Over the past year, there’s been an explosion of AI-assisted coding tools — Github Copilot, Codeium, and Cursor. Large language models (LLMs) have been applied for a variety of use cases for dev tools — debugging, generating code, data analysis, and more. However, one application that I’ve been particularly interested in is code search, particularly over large enterprise-scale codebases. For me personally, the most annoying part of coding has always been onboarding onto a new codebase and keeping track of the system in my head to figure out where to make my desired changes. I’ve seen a bunch of articles comparing the different code assistants, but I was curious whether any of the new AI-first code search tools were an improvement over plain old Github search.
In this blog post, I’ll be comparing 3 distinct AI-first code search tools I recently came across: Cody (developed by late-stage startup, Sourcegraph), SeaGOAT (an open-source project that was trending on HN last week), and Bloop (an early-stage YC startup). I’ll be evaluating them along the dimensions of user-friendliness as well as their accuracy.
However, before I delve into the comparison, let me quickly touch on why code search is different than code generation.
Code search requires effectively retrieving all of the relevant files/snippets, rather than generating one of many correct answers. If you were to ask ChatGPT to generate a Tic-Tac-Toe game, many different versions of code will produce a functioning game. On the other hand, if you’re searching a codebase for “all of the files that interface with the database,” you would expect the tool to exhaustively retrieve all of the relevant files/snippets of code.
In addition, code search tools need to index the entire codebase to effectively search and retrieve relevant snippets of code. If you were to type into ChatGPT, “implement Supabase authentication,” ChatGPT leverages all of the lines of code used in training to generate the implementation code. On the other hand, for search, you need to index the entire codebase to effectively extract the correct snippets from a project. Including the entire codebase in the prompt is not an option for most non-hobby projects. Currently, the longest context window for an LLM is approximately 100,000 tokens (courtesy of Anthropic). To put this into perspective within a codebase context, companies like Square and Google have millions of lines of code. To get around this, most code search tools will pre-index the codebase with a vector DB to quickly find the relevant code snippets.
This was an open-source repo I saw trending on Hacker News. It seemed promising — a local-first semantic search engine. While the other code search tools are proxying OpenAI’s or other LLM providers’ servers, I liked that this was running the model fully locally on my machine. However, I found that the semantic search did a poor job of pulling relevant snippets. For example, for the query “Where do I implement authentication?”, it pulled everything from a correct
payment-wrapper file to random library files. Ultimately, while I appreciated the fact that it was local-first and open-source, I found that its precision was too poor to be useful — each query returned pages of irrelevant content where 3 files/snippets would have been more helpful.
This is a new product by the late-stage code search startup Sourcegraph. I found the setup to be a little bit confusing — I had to download a VSCode extension and a separate Desktop app, as well as sign up for a Sourcegraph account. In the Desktop app, I could then select which Github repos (public or private) to index.
In terms of accuracy, it did a good job of both understanding my queries & extracting relevant snippets (e.g. correctly identifying the relevant components when asked “Where is the Stripe integration for payments”).
However, it falls prey to the classic LLM hallucination issue — when asked where the code checks if a user has signed in for checkout, it responds with a snippet that does not exist. Similarly, when asked for all of the relevant files that interface with a database, it hallucinates several files that do not exist in the project.

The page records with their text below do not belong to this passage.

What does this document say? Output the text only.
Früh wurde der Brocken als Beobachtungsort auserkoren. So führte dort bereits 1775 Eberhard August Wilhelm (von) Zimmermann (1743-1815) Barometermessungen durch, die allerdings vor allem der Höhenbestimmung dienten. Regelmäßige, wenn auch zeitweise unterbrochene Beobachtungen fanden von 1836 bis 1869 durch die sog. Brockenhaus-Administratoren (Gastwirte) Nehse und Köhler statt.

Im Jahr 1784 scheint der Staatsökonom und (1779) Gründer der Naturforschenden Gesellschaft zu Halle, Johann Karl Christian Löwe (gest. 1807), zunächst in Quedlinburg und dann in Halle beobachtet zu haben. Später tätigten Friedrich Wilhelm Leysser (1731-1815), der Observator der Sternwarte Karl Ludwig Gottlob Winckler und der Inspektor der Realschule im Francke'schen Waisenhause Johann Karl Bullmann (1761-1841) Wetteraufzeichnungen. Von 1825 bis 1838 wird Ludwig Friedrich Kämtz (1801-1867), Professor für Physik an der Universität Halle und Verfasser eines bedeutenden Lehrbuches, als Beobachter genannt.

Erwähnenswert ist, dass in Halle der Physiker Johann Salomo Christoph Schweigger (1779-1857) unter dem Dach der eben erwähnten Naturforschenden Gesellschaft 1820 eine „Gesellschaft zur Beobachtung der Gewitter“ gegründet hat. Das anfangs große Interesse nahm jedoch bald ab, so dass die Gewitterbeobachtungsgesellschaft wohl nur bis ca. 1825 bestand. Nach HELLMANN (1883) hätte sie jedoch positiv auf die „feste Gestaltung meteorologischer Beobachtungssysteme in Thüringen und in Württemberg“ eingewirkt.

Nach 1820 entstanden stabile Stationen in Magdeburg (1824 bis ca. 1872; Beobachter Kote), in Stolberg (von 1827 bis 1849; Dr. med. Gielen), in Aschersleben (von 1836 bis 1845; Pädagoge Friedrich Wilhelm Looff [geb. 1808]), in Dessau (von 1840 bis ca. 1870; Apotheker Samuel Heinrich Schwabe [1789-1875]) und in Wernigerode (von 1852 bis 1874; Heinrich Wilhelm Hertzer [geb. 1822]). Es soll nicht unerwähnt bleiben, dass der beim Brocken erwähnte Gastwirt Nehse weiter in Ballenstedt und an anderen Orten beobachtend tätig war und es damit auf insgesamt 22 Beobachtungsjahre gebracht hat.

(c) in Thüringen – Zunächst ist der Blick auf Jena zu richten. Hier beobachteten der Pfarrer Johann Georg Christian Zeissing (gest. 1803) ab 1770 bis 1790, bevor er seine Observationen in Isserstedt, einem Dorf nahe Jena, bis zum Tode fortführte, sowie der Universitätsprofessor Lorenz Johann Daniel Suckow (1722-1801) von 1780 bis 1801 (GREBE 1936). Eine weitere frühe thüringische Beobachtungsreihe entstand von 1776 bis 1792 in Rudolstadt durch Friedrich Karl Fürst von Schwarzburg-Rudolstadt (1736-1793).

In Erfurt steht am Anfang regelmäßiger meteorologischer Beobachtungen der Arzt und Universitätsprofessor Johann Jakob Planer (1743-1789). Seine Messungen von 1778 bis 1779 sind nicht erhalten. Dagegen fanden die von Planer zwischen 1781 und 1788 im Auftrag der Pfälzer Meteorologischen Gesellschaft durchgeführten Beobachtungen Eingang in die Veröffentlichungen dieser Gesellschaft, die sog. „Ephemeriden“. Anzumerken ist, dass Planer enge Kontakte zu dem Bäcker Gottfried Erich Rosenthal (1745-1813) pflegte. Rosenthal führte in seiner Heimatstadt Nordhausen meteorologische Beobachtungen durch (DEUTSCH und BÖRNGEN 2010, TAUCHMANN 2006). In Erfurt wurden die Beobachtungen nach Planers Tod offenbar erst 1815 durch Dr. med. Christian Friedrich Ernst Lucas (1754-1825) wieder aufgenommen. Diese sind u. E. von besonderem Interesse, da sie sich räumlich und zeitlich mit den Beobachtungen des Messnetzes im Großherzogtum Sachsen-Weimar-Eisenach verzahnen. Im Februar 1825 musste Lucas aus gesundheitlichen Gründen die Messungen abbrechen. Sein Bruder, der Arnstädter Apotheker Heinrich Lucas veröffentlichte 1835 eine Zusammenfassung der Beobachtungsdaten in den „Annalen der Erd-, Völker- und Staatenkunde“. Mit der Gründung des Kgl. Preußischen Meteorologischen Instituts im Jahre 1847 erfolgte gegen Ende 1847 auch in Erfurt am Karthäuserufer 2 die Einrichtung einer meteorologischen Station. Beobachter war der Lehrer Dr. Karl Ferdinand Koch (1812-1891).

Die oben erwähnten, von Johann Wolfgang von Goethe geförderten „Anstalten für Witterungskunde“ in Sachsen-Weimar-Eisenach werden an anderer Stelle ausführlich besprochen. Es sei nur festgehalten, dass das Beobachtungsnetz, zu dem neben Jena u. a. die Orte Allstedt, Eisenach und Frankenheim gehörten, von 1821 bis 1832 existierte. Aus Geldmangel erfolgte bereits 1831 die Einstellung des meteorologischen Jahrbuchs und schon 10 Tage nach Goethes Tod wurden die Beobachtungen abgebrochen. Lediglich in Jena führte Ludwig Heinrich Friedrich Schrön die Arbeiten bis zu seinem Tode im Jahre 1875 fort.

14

From a UX perspective, this was my favorite tool — it had a simple onboarding experience (OAuth through Github) and also linked the relevant files in its responses so I could easily expand beyond the response to delve into the code. While it did not have a VSCode extension, I found the Desktop app easy enough to use. I also found that it did a much better job at not hallucinating responses — correctly identifying the list of files that interface with the database as well as that there were no user sign-in checks during the checkout process.
For me, my favorite was Bloop — it did a better job of not hallucinating, and I preferred the UX. As an aside, I found that using this in combination with Github Copilot or Perplexity was a little bit frustrating — I’m constantly switching between different tools for the same project. I keep wishing for one tool that can wrap all of this functionality and context within one entry point. I've been exploring some of these ideas in Lightrail, but it doesn't include code search (as we discussed, that's a more complex challenge than code generation). Nevertheless, I'm excited about the possibilities in the field. Thanks for reading so far - I'd love to hear your thoughts and ideas on this!